Large-scale genetic panmixia in the blue shark ( Prionace glauca ): a single worldwide population, or a genetic lag-time effect of the “grey zone” of differentiation?
|Author(s)||Bailleul Diane1, 2, Mackenzie Alicia1, 2, Sacchi Olivier1, 2, Poisson Francois1, Bierne Nicolas2, 3, Arnaud-Haond Sophie1, 2|
|Affiliation(s)||1 : IFREMER, UMR MARBEC, Stn Sete, Sete, France.
2 : Univ Montpellier, OREME Stn Marine, Sete, France.
3 : Univ Montpellier, CNRS, Inst Sci Evolut, Montpellier, France.
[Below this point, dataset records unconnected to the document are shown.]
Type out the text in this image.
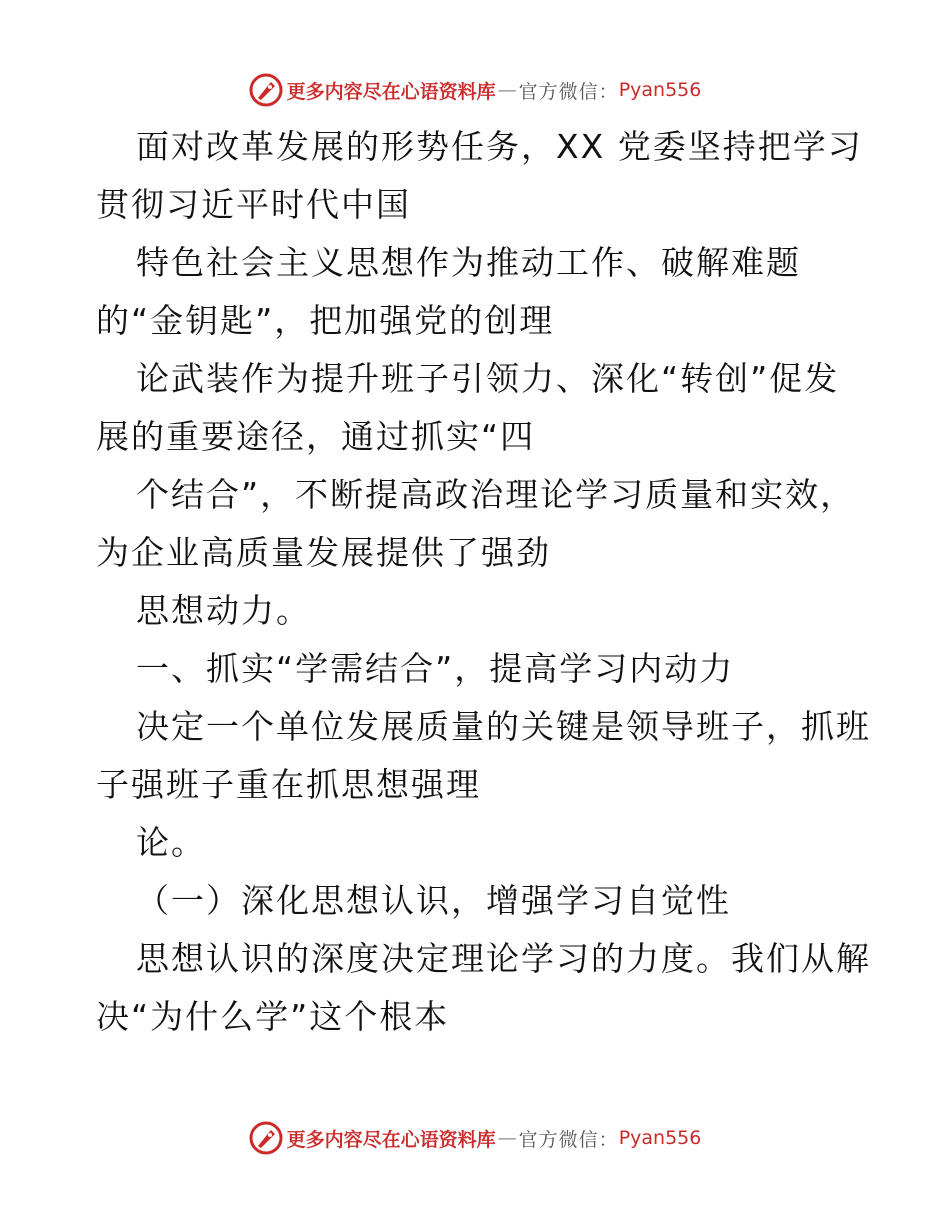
更多内容尽在心语资料库 — 官方微信： Pyan556
面对改革发展的形势任务，XX 党委坚持把学习
贯彻习近平时代中国
特色社会主义思想作为推动工作、破解难题
的“金钥匙”，把加强党的创理
论武装作为提升班子引领力、深化“转创”促发
展的重要途径，通过抓实“四
个结合”，不断提高政治理论学习质量和实效，
为企业高质量发展提供了强劲
思想动力。
一、抓实“学需结合”，提高学习内动力
决定一个单位发展质量的关键是领导班子，抓班
子强班子重在抓思想强理
论。
（一）深化思想认识，增强学习自觉性
思想认识的深度决定理论学习的力度。我们从解
决“为什么学”这个根本
更多内容尽在心语资料库 — 官方微信： Pyan556
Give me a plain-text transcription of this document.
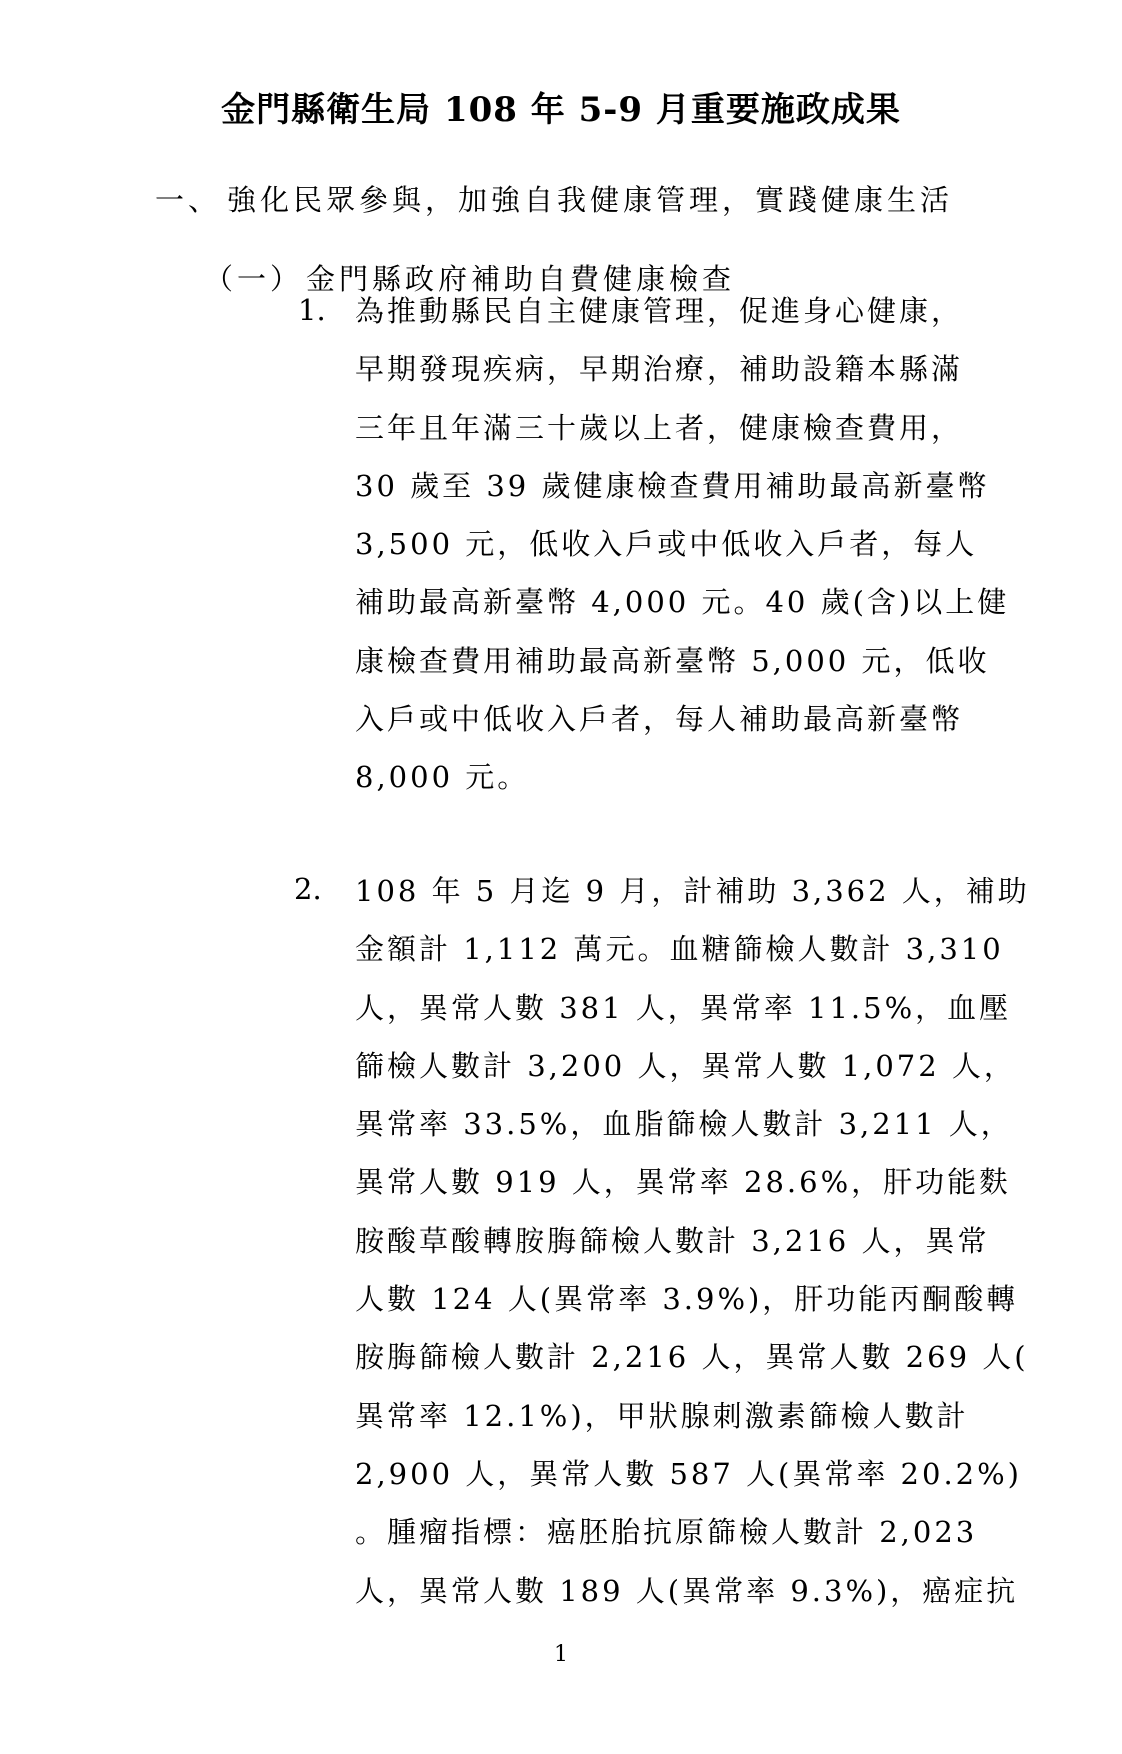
金門縣衛生局 108 年 5-9 月重要施政成果
一、 強化民眾參與，加強自我健康管理，實踐健康生活
（一） 金門縣政府補助自費健康檢查
1. 為推動縣民自主健康管理，促進身心健康，
早期發現疾病，早期治療，補助設籍本縣滿
三年且年滿三十歲以上者，健康檢查費用，
30 歲至 39 歲健康檢查費用補助最高新臺幣
3,500 元，低收入戶或中低收入戶者，每人
補助最高新臺幣 4,000 元。40 歲(含)以上健
康檢查費用補助最高新臺幣 5,000 元，低收
入戶或中低收入戶者，每人補助最高新臺幣
8,000 元。
2. 108 年 5 月迄 9 月，計補助 3,362 人，補助
金額計 1,112 萬元。血糖篩檢人數計 3,310
人，異常人數 381 人，異常率 11.5%，血壓
篩檢人數計 3,200 人，異常人數 1,072 人，
異常率 33.5%，血脂篩檢人數計 3,211 人，
異常人數 919 人，異常率 28.6%，肝功能麩
胺酸草酸轉胺脢篩檢人數計 3,216 人，異常
人數 124 人(異常率 3.9%)，肝功能丙酮酸轉
胺脢篩檢人數計 2,216 人，異常人數 269 人(
異常率 12.1%)，甲狀腺刺激素篩檢人數計
2,900 人，異常人數 587 人(異常率 20.2%)
。腫瘤指標：癌胚胎抗原篩檢人數計 2,023
人，異常人數 189 人(異常率 9.3%)，癌症抗
1
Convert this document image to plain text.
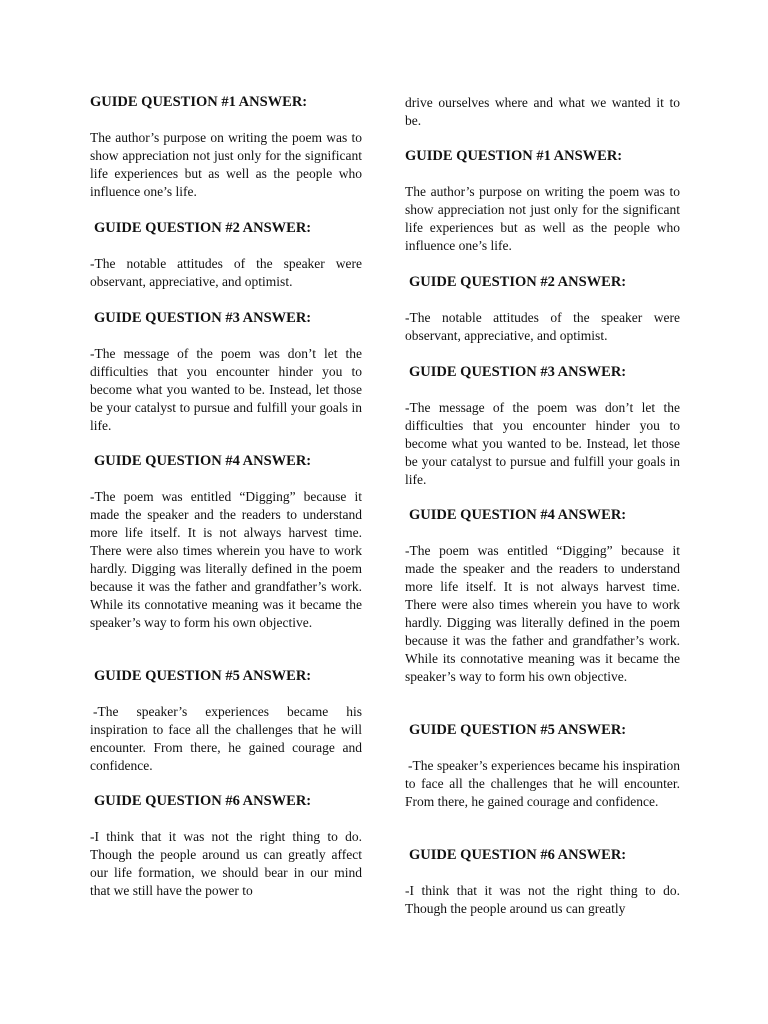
GUIDE QUESTION #1 ANSWER:

The author’s purpose on writing the poem was to show appreciation not just only for the significant life experiences but as well as the people who influence one’s life.

GUIDE QUESTION #2 ANSWER:

-The notable attitudes of the speaker were observant, appreciative, and optimist.

GUIDE QUESTION #3 ANSWER:

-The message of the poem was don’t let the difficulties that you encounter hinder you to become what you wanted to be. Instead, let those be your catalyst to pursue and fulfill your goals in life.

GUIDE QUESTION #4 ANSWER:

-The poem was entitled “Digging” because it made the speaker and the readers to understand more life itself. It is not always harvest time. There were also times wherein you have to work hardly. Digging was literally defined in the poem because it was the father and grandfather’s work. While its connotative meaning was it became the speaker’s way to form his own objective.

GUIDE QUESTION #5 ANSWER:

-The speaker’s experiences became his inspiration to face all the challenges that he will encounter. From there, he gained courage and confidence.

GUIDE QUESTION #6 ANSWER:

-I think that it was not the right thing to do. Though the people around us can greatly affect our life formation, we should bear in our mind that we still have the power to

drive ourselves where and what we wanted it to be.

GUIDE QUESTION #1 ANSWER:

The author’s purpose on writing the poem was to show appreciation not just only for the significant life experiences but as well as the people who influence one’s life.

GUIDE QUESTION #2 ANSWER:

-The notable attitudes of the speaker were observant, appreciative, and optimist.

GUIDE QUESTION #3 ANSWER:

-The message of the poem was don’t let the difficulties that you encounter hinder you to become what you wanted to be. Instead, let those be your catalyst to pursue and fulfill your goals in life.

GUIDE QUESTION #4 ANSWER:

-The poem was entitled “Digging” because it made the speaker and the readers to understand more life itself. It is not always harvest time. There were also times wherein you have to work hardly. Digging was literally defined in the poem because it was the father and grandfather’s work. While its connotative meaning was it became the speaker’s way to form his own objective.

GUIDE QUESTION #5 ANSWER:

-The speaker’s experiences became his inspiration to face all the challenges that he will encounter. From there, he gained courage and confidence.

GUIDE QUESTION #6 ANSWER:

-I think that it was not the right thing to do. Though the people around us can greatly
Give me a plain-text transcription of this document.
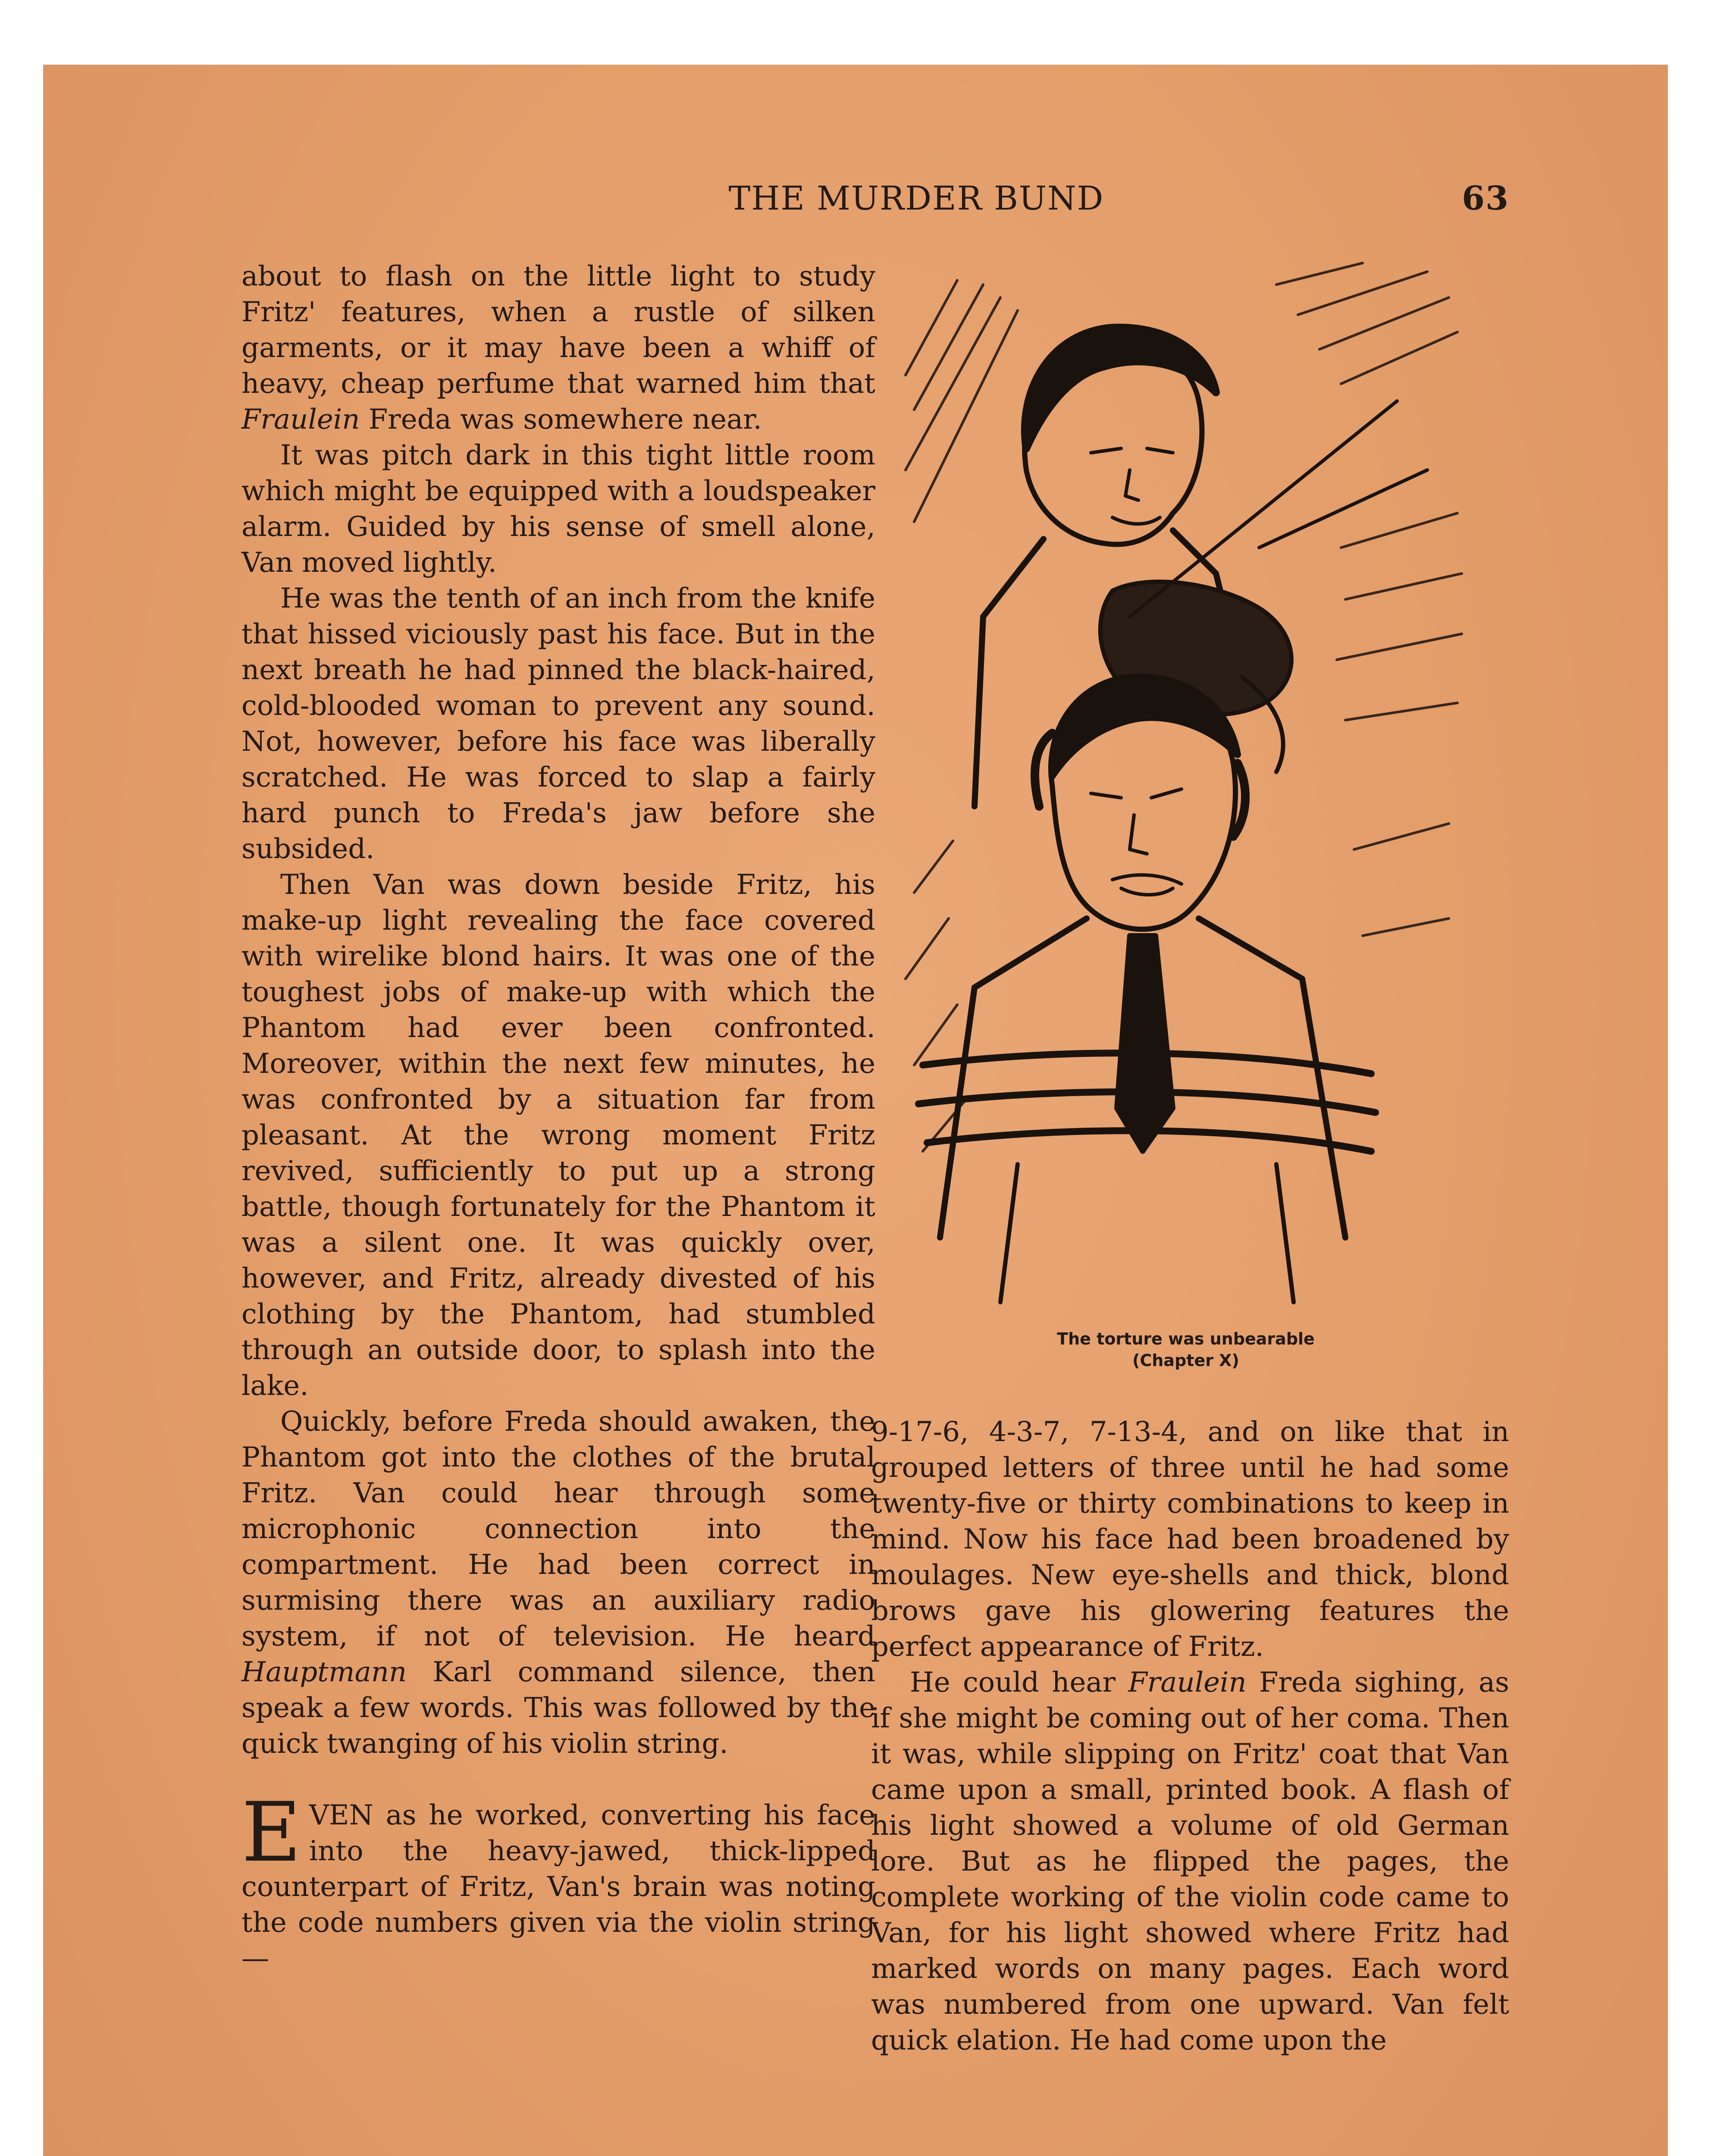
THE MURDER BUND	63

about to flash on the little light to study Fritz' features, when a rustle of silken garments, or it may have been a whiff of heavy, cheap perfume that warned him that Fraulein Freda was somewhere near.

It was pitch dark in this tight little room which might be equipped with a loudspeaker alarm. Guided by his sense of smell alone, Van moved lightly.

He was the tenth of an inch from the knife that hissed viciously past his face. But in the next breath he had pinned the black-haired, cold-blooded woman to prevent any sound. Not, however, before his face was liberally scratched. He was forced to slap a fairly hard punch to Freda's jaw before she subsided.

Then Van was down beside Fritz, his make-up light revealing the face covered with wirelike blond hairs. It was one of the toughest jobs of make-up with which the Phantom had ever been confronted. Moreover, within the next few minutes, he was confronted by a situation far from pleasant. At the wrong moment Fritz revived, sufficiently to put up a strong battle, though fortunately for the Phantom it was a silent one. It was quickly over, however, and Fritz, already divested of his clothing by the Phantom, had stumbled through an outside door, to splash into the lake.

Quickly, before Freda should awaken, the Phantom got into the clothes of the brutal Fritz. Van could hear through some microphonic connection into the compartment. He had been correct in surmising there was an auxiliary radio system, if not of television. He heard Hauptmann Karl command silence, then speak a few words. This was followed by the quick twanging of his violin string.

EVEN as he worked, converting his face into the heavy-jawed, thick-lipped counterpart of Fritz, Van's brain was noting the code numbers given via the violin string—

The torture was unbearable
(Chapter X)

9-17-6, 4-3-7, 7-13-4, and on like that in grouped letters of three until he had some twenty-five or thirty combinations to keep in mind. Now his face had been broadened by moulages. New eye-shells and thick, blond brows gave his glowering features the perfect appearance of Fritz.

He could hear Fraulein Freda sighing, as if she might be coming out of her coma. Then it was, while slipping on Fritz' coat that Van came upon a small, printed book. A flash of his light showed a volume of old German lore. But as he flipped the pages, the complete working of the violin code came to Van, for his light showed where Fritz had marked words on many pages. Each word was numbered from one upward. Van felt quick elation. He had come upon the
|Source||Evolutionary Applications (1752-4571) (Wiley), 2018-06 , Vol. 11 , N. 5 , P. 614-630|
|WOS© Times Cited||8|
|Keyword(s)||blue shark, conservation, fisheries, genetic panmixia, Prionace glauca, stock|
The blue shark Prionace glauca, among the most common and widely studied pelagic sharks, is a top predator, exhibiting the widest distribution range. However, little is known about its population structure and spatial dynamics. With an estimated removal of 10 to 20 million individuals per year by fisheries, the species is classified as “Near Threatened” by International Union for Conservation of Nature. We lack the knowledge to forecast the long-term consequences of such a huge removal on this top predator itself and on its trophic network. The genetic analysis of more than 200 samples collected at broad scale (from Mediterranean Sea, North Atlantic and Pacific Oceans) using mtDNA and nine microsatellite markers allowed to detect signatures of genetic bottlenecks but a nearly complete genetic homogeneity across the entire studied range. This apparent panmixia could be explained by a genetic lag-time effect illustrated by simulations of demographic changes that were not detectable through standard genetic analysis before a long transitional phase here introduced as the “population grey zone”. The results presented here can thus encompass distinct explanatory scenarios spanning from a single demographic population to several independent populations. This limitation prevents the genetic-based delineation of stocks and thus the ability to anticipate the consequences of severe depletions at all scales. More information is required for the conservation of population(s) and managements of stocks, which may be provided by large scale sampling not only of individuals worldwide, but also of loci genome-wide.